L’importance du microbiote intestinal est aussi suspecté de jouer un rôle majeur dans l’axe intestin-cerveau. Le système nerveux consacre près de 200 millions de neurones à l’intestin, parmi lesquels 80% concernent des échanges de signaux de l’intestin au cerveau, ce qui laisse suggérer que des altérations du microbiote intestinal pourraient influencer les messages afférents en direction du cerveau. C’est ce qu’a récemment démontré le Prof. Yoshini Benno, du Riken Innovation Center, grâce à des résultats qui mettent en évidence une concentration en neurotransmetteurs différente entre des souris germ-free et des souris conventionnelles [5].

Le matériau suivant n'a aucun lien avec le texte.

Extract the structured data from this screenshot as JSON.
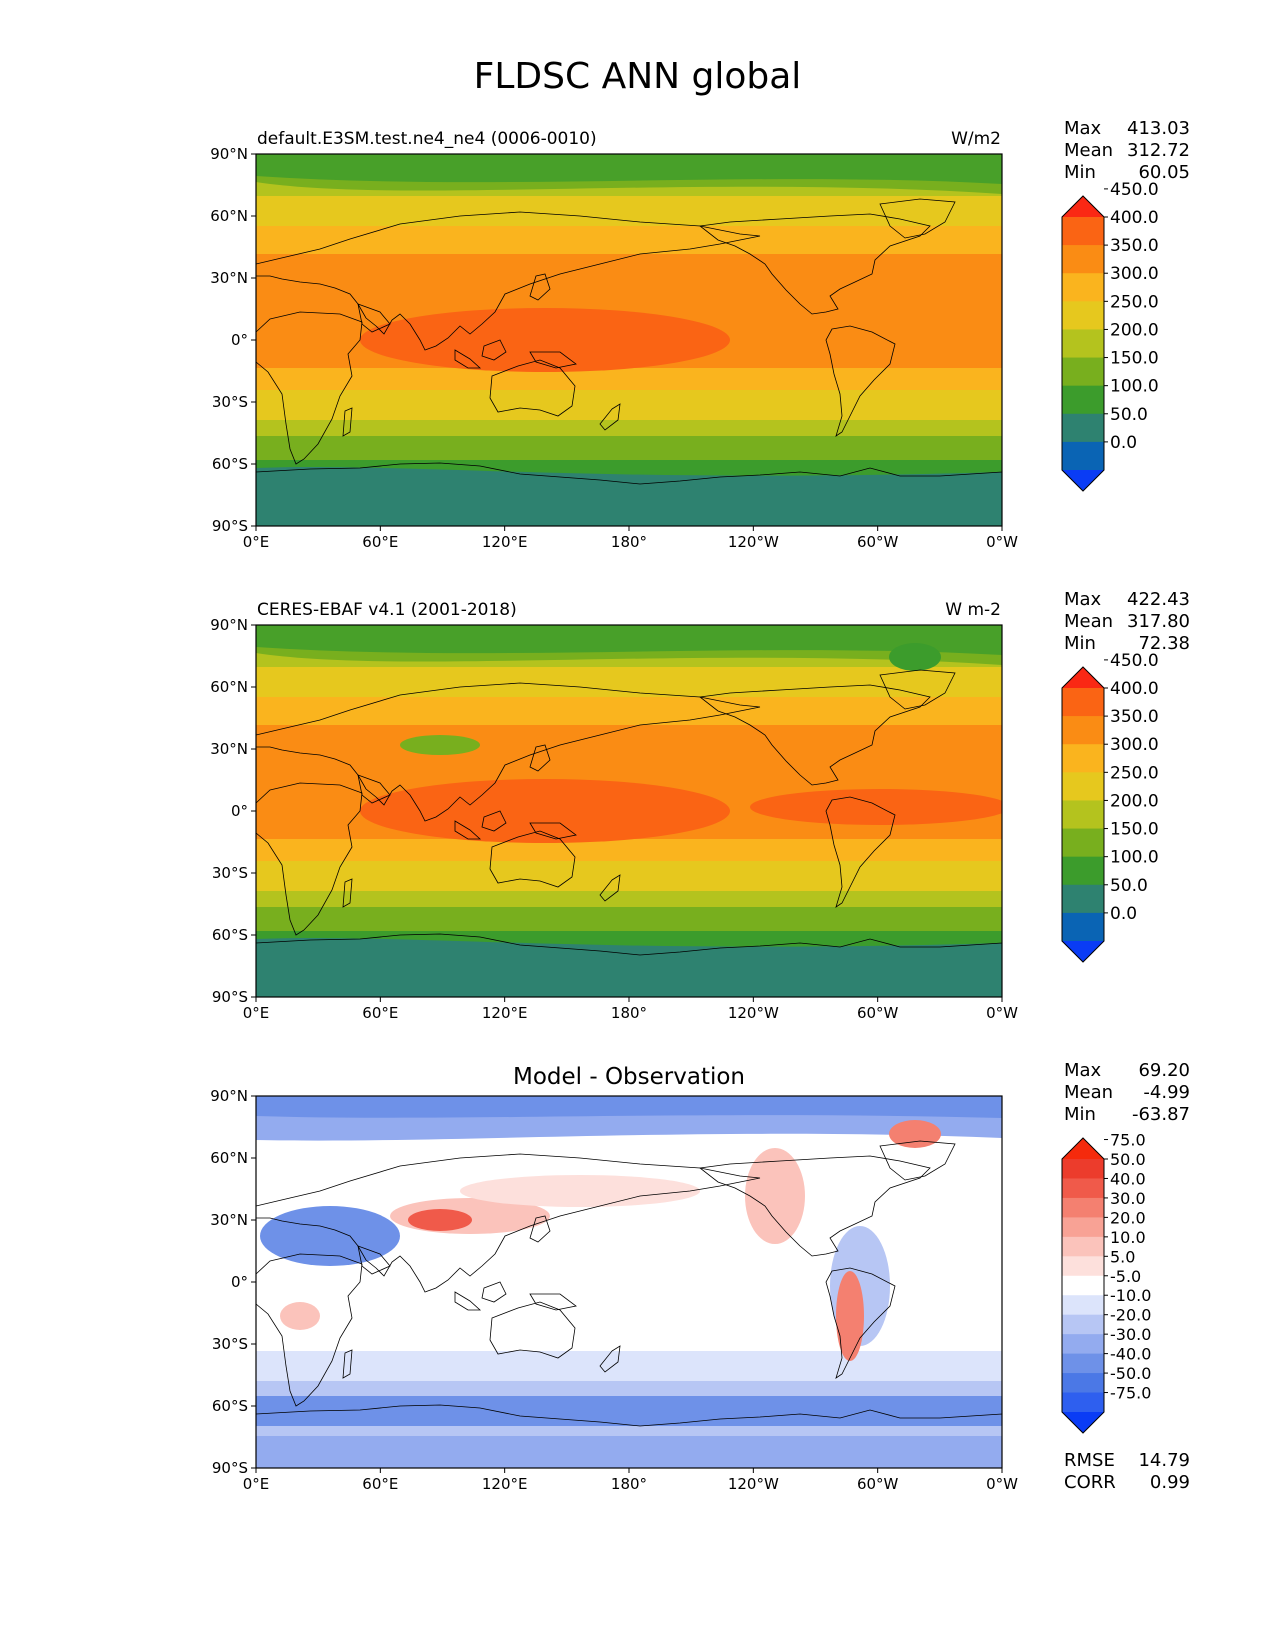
{
  "title": "FLDSC ANN global",
  "x_ticks": [
    "0°E",
    "60°E",
    "120°E",
    "180°",
    "120°W",
    "60°W",
    "0°W"
  ],
  "y_ticks": [
    "90°N",
    "60°N",
    "30°N",
    "0°",
    "30°S",
    "60°S",
    "90°S"
  ],
  "panels": [
    {
      "id": "test",
      "left_title": "default.E3SM.test.ne4_ne4 (0006-0010)",
      "right_title": "W/m2",
      "center_title": "",
      "stats": [
        {
          "label": "Max",
          "value": "413.03"
        },
        {
          "label": "Mean",
          "value": "312.72"
        },
        {
          "label": "Min",
          "value": "60.05"
        }
      ],
      "colorbar": {
        "colors": [
          "#0a3cf5",
          "#0a64b4",
          "#2e8270",
          "#3c9c2c",
          "#78af1e",
          "#b4c31e",
          "#e6c81e",
          "#fab41e",
          "#fa8c14",
          "#fa6414",
          "#fa2814"
        ],
        "labels": [
          "0.0",
          "50.0",
          "100.0",
          "150.0",
          "200.0",
          "250.0",
          "300.0",
          "350.0",
          "400.0",
          "450.0"
        ]
      }
    },
    {
      "id": "ref",
      "left_title": "CERES-EBAF v4.1 (2001-2018)",
      "right_title": "W m-2",
      "center_title": "",
      "stats": [
        {
          "label": "Max",
          "value": "422.43"
        },
        {
          "label": "Mean",
          "value": "317.80"
        },
        {
          "label": "Min",
          "value": "72.38"
        }
      ],
      "colorbar": {
        "colors": [
          "#0a3cf5",
          "#0a64b4",
          "#2e8270",
          "#3c9c2c",
          "#78af1e",
          "#b4c31e",
          "#e6c81e",
          "#fab41e",
          "#fa8c14",
          "#fa6414",
          "#fa2814"
        ],
        "labels": [
          "0.0",
          "50.0",
          "100.0",
          "150.0",
          "200.0",
          "250.0",
          "300.0",
          "350.0",
          "400.0",
          "450.0"
        ]
      }
    },
    {
      "id": "diff",
      "left_title": "",
      "right_title": "",
      "center_title": "Model - Observation",
      "stats": [
        {
          "label": "Max",
          "value": "69.20"
        },
        {
          "label": "Mean",
          "value": "-4.99"
        },
        {
          "label": "Min",
          "value": "-63.87"
        }
      ],
      "colorbar": {
        "colors": [
          "#0a3cf5",
          "#2e5fef",
          "#4b78e6",
          "#6e91e8",
          "#93abef",
          "#b7c6f4",
          "#dce4fb",
          "#ffffff",
          "#fde0dc",
          "#fbc3bb",
          "#f8a295",
          "#f48070",
          "#f05a4a",
          "#ec3c2c",
          "#f52a0c"
        ],
        "labels": [
          "-75.0",
          "-50.0",
          "-40.0",
          "-30.0",
          "-20.0",
          "-10.0",
          "-5.0",
          "5.0",
          "10.0",
          "20.0",
          "30.0",
          "40.0",
          "50.0",
          "75.0"
        ]
      },
      "metrics": [
        {
          "label": "RMSE",
          "value": "14.79"
        },
        {
          "label": "CORR",
          "value": "0.99"
        }
      ]
    }
  ]
}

Si ces nouvelles pistes de recherche n’en sont qu’à leur début, que des résultats supplémentaires sont encore nécessaires pour mieux comprendre la nature des relations entre le microbiote intestinal et le reste de l’organisme humain, elles ne manquent pas de susciter des questionnements. Faut-il par exemple constituer une database du métagénome afin de suivre la progression de certaines maladies ou même pour les diagnostiquer ? Faut-il se prémunir davantage des effets néfastes d’antibiothérapies répétées sur la stabilité du microbiote ? Enfin, que savons-nous des autres organismes non bactériens tels que les virus, le microbiote fongique qui constituent également la flore intestinale ?

[1Fukuda S. et al. Bifidobacteria can protect from enteropathogenic infection through production of acetate. Nature, 2011.

[2Nakanishi Y. et al. Dynamic omics approach identifies nutrition-mediated microbial interactions. J Proteome Res, 2011.

[3Furusawa, Y. et al. Commensal microbe-derived butyrate induces colonic regulatory T cells. Nature, 2013.

[4Suzuki S. et al. A quantitative and relative increase in intestinal bacteroides in allergic infants in rural Japan. Asian Pac J Allergy Immunol, 2008.

[5Matsumoto M. et al. Cerebral low-molecular metabolites influenced by intestinal microbiota : a pilot study. Front Syst Neurosci, 2013.